Un trafiquant, favori de Mercure
Qui protège aussi les voleurs,
Capitaliste enrichi par l'usure,
En peu de temps quadrupla ses valeurs,
Et vint se reposer sur l'ancre du commerce,
Parmi les grands spéculateurs.
On sait de quels rêves flatteurs
Dame fortune incessamment nous berce,
Lorsqu'elle suit le cours de ses bontés.]
Les doublons, en tombant de sa corne féconde,
Entouraient mon Crésus de palais enchantés ;
Il voyait sur son front pleuvoir les dignites.
Connus de l'océan, roi qui parle dans l'onde,
Ses vaisseaux visitaient les quatre parts du monde,
Au retour du voyage, étalant à ses yeux
Des perles, des lingots, des tapis précieux.
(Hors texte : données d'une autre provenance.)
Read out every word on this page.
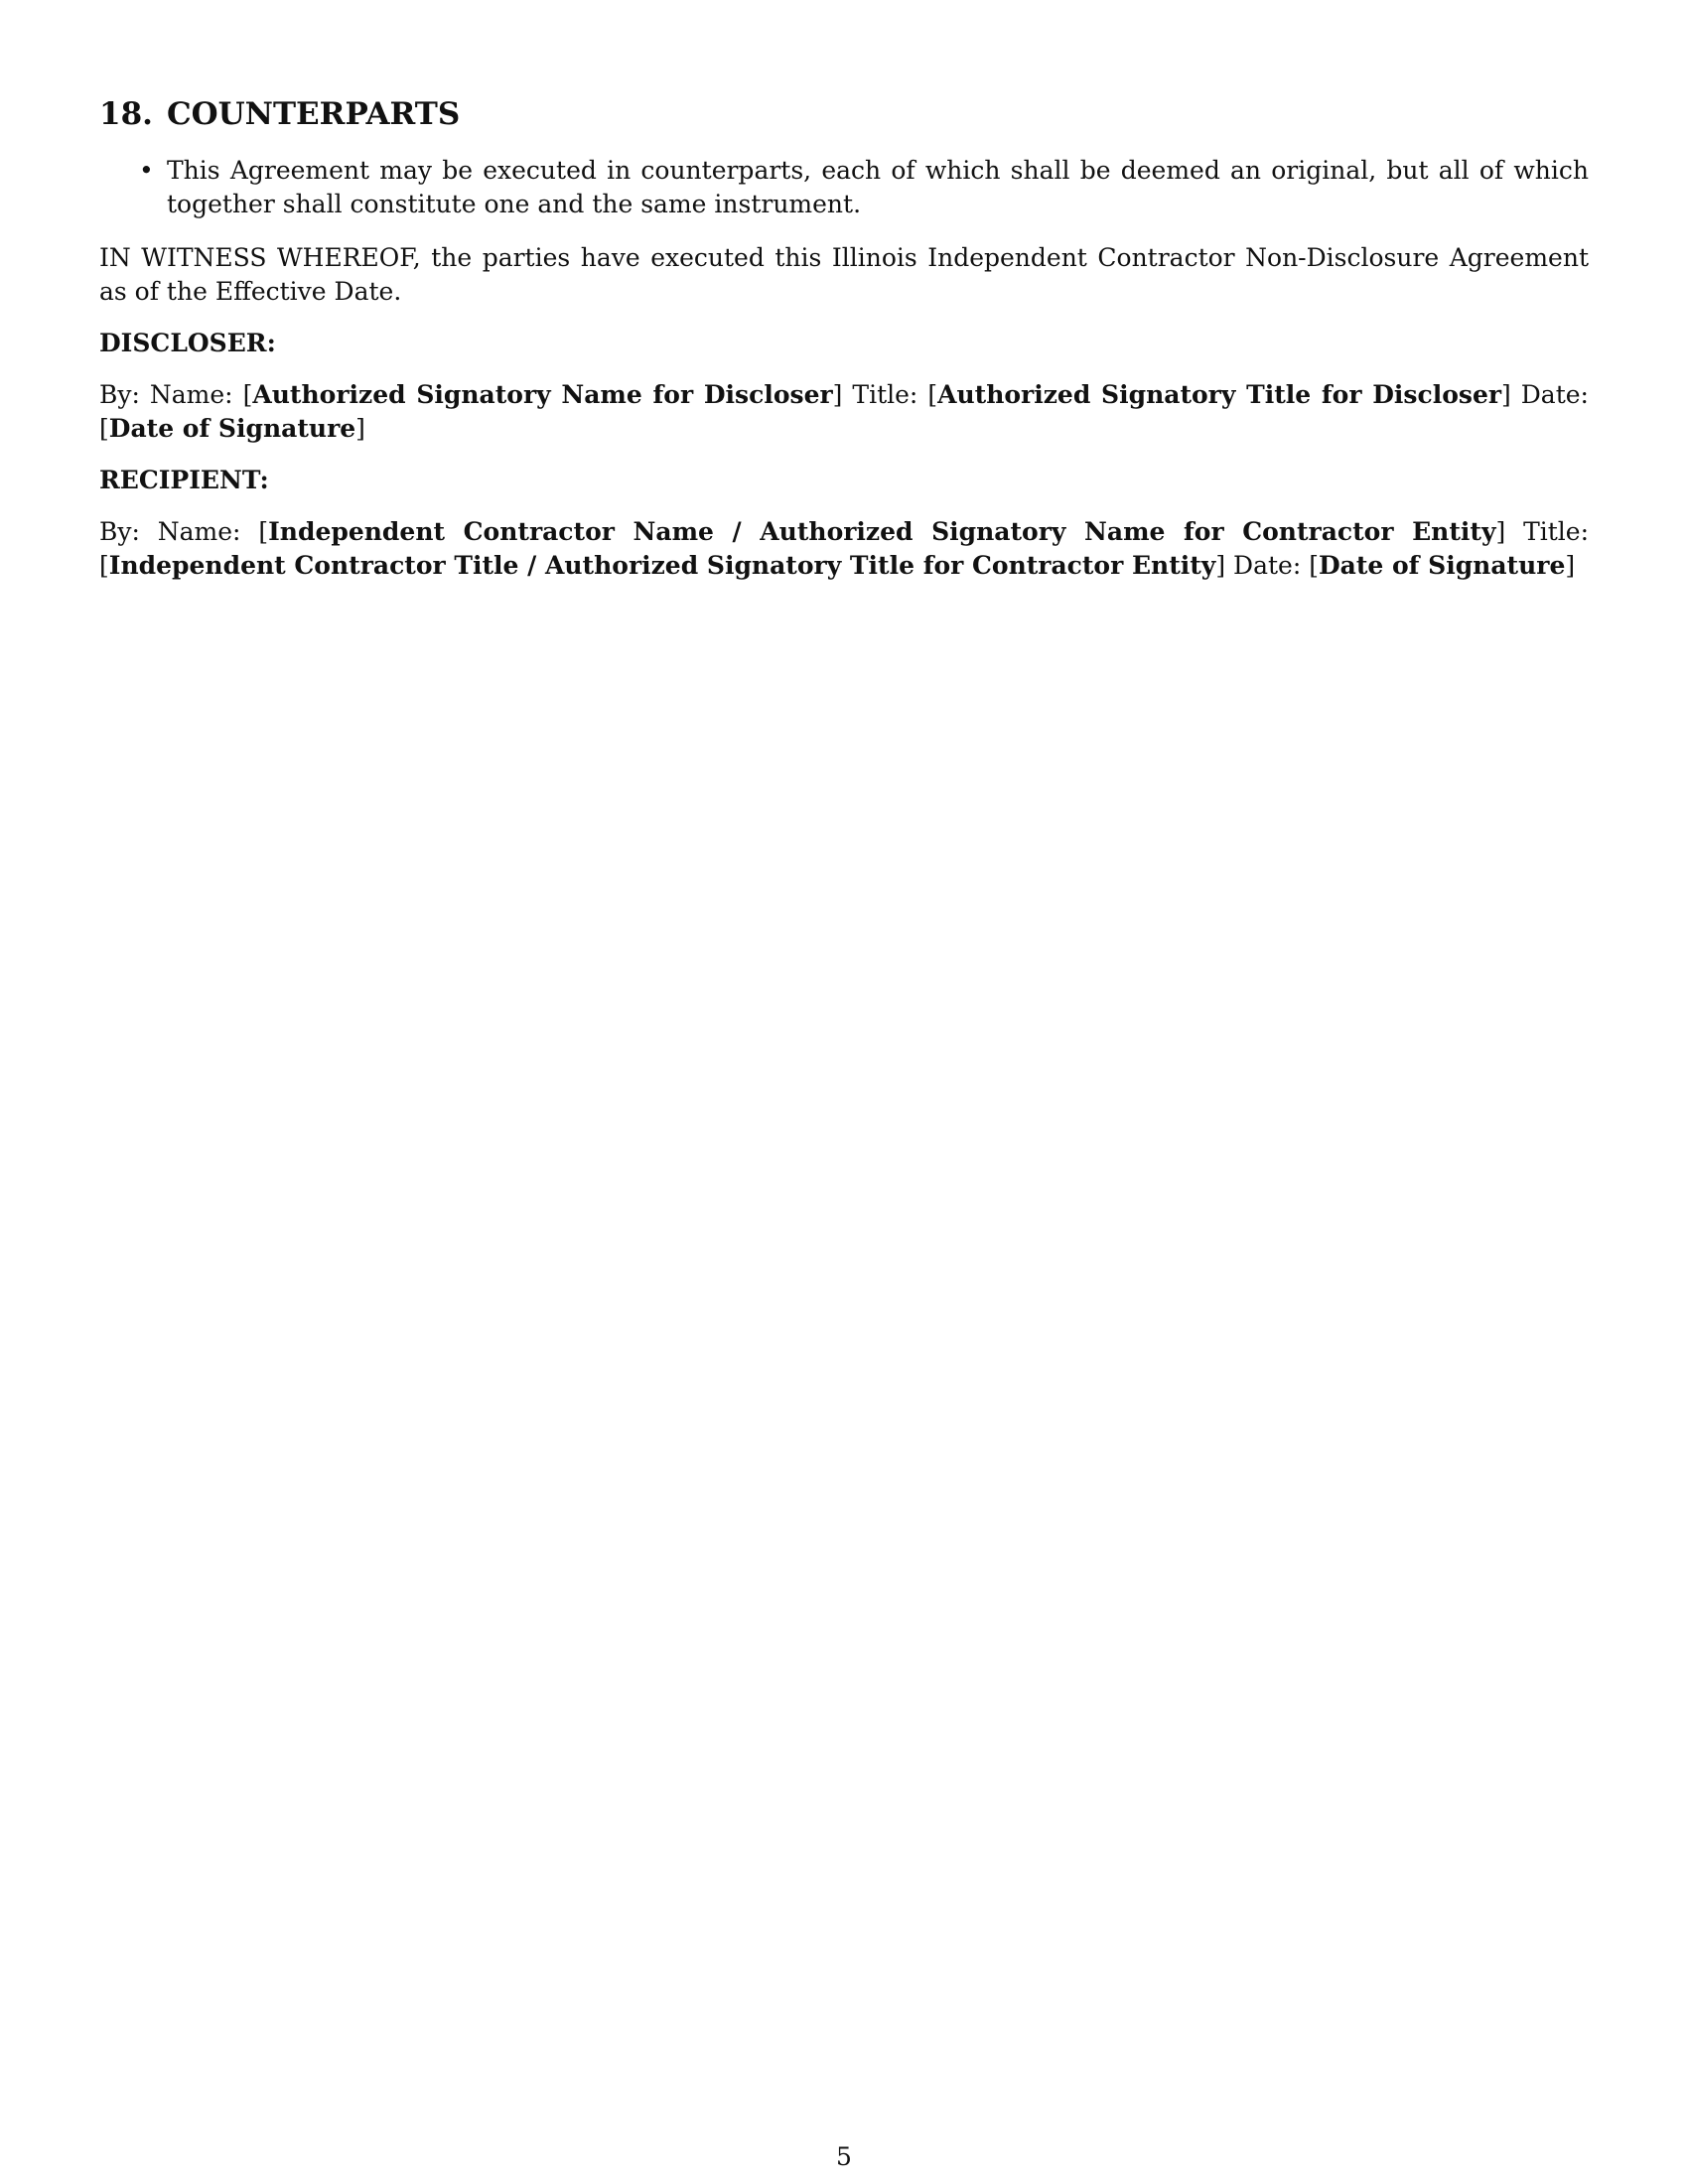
18. COUNTERPARTS
• This Agreement may be executed in counterparts, each of which shall be deemed an original, but all of which together shall constitute one and the same instrument.

IN WITNESS WHEREOF, the parties have executed this Illinois Independent Contractor Non-Disclosure Agreement as of the Effective Date.

DISCLOSER:

By: Name: [Authorized Signatory Name for Discloser] Title: [Authorized Signatory Title for Discloser] Date: [Date of Signature]

RECIPIENT:

By: Name: [Independent Contractor Name / Authorized Signatory Name for Contractor Entity] Title: [Independent Contractor Title / Authorized Signatory Title for Contractor Entity] Date: [Date of Signature]

5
Il n'était pas d'une humeur libérale ;
Son opulence colossale,
Au lieu d'ouvrir son cœur
À la pitié que l'on doit au malheur,
L'avait rendu plus vain, plus égoïste :
Aux tendres sentiments toujours l'orgueil résiste.
Séparé de sa femme il vivait en garçon ;
Prodigue, dans le pauvre il voyait un larron.
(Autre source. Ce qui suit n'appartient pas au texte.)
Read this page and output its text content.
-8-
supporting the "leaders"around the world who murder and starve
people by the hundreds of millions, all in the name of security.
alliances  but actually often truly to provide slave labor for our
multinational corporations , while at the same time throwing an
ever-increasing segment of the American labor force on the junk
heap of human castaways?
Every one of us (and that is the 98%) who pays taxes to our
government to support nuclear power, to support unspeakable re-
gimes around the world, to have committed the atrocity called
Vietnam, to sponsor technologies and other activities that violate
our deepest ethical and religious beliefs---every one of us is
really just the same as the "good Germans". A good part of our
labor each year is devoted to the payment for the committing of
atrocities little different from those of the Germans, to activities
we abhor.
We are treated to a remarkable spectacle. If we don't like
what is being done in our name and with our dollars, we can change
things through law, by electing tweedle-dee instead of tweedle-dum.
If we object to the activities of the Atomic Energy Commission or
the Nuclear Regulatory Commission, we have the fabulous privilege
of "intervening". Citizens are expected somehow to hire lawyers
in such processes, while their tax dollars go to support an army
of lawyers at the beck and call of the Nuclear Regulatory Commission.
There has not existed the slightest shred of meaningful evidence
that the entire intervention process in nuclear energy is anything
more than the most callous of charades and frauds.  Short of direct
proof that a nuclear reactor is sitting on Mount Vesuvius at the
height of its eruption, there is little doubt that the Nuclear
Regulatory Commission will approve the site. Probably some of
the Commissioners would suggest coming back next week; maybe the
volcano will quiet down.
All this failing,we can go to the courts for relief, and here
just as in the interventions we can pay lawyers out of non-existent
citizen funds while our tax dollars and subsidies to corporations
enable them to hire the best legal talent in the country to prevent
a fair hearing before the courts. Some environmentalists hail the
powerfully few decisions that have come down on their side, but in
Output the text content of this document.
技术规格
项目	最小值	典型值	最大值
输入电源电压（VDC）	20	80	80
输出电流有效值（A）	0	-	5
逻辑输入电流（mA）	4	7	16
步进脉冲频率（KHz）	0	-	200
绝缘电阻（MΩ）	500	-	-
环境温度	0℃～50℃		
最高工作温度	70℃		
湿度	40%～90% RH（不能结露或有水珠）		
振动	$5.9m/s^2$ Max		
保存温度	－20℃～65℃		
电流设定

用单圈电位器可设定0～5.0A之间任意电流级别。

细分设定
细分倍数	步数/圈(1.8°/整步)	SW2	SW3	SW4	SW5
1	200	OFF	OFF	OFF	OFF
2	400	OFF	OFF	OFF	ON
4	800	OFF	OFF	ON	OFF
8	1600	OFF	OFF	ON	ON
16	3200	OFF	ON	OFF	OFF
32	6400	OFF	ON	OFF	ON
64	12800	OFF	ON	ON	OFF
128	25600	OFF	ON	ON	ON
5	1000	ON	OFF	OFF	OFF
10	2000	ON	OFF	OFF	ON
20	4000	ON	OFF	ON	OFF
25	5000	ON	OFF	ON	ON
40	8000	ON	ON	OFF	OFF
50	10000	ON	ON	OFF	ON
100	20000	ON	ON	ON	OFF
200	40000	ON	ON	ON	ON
L'humanité lui semblait étrangère.
Déjà sûr de se satisfaire,
Son orgueil, par degrés, comme un ballon s'enfla.
N'ayant d'autre plaisir que d'entasser, l'infâme,
Au diable, comme on dit, aurait vendu son Ame
Pour se rouler dans l'or comme Caligula.
Mais, à la fin, l'inconstante fortune,
Pour lui longtemps d'accord avec Neptune,
Poussant d'un pied moqueur sa roue à rayons d'or,
De son vil protégé dispersa le trésor :
Châtiment des âmes ingrates !
Il voulut hasarder quelques projets nouveaux :
La mer et les pirates
Se partagèrent ses vaisseaux.
Inexorable en son caprice,
La fortune, en luttant contre son avarice,
Acheva d'écraser son crédit expirant.
Dès lors plus de vœu délirant :
Devant la pauvreté l'illusion s'envole.
Lui, naguère paré d'un luxe éblouissant,
Entouré de flatteurs dont il était l'idole,
Assis sur les coussins d'un char étincelant,
Demi-dieu salué par un peuple frivole,
Il marche maintenant, sans char et sans amis.
L'éclat de la santé n'arrondit plus sa joue,
Ses traits sont ridés et flétris,
Et les riches qu'emporte une orgueilleuse roue,
Font rejaillir des sarcasmes de boue
Sur les lambeaux des somptueux habits
Qui couvrent à regret ses membres amaigris.
On le voit, l'œil en pleurs, solliciter l'aumône
Des parents qu'il a méconnus.
Dur et superbe il ne plaignait personne ;
Et moins cruels que lui des cœurs se sont émus :
Il dévore le pain que la pitié lui donne,
La fange souille ses pieds nus.
Abreuvé de la coupe amère,
Il apprend à son tour à plaindre la misère ;
Son égoïsme enfin l'accable et le confond.
Il n'ose plus regarder en arrière :
Le passé lui fait peur comme un gouffre sans fond.
Le malheur est l'école où l'homme se refond.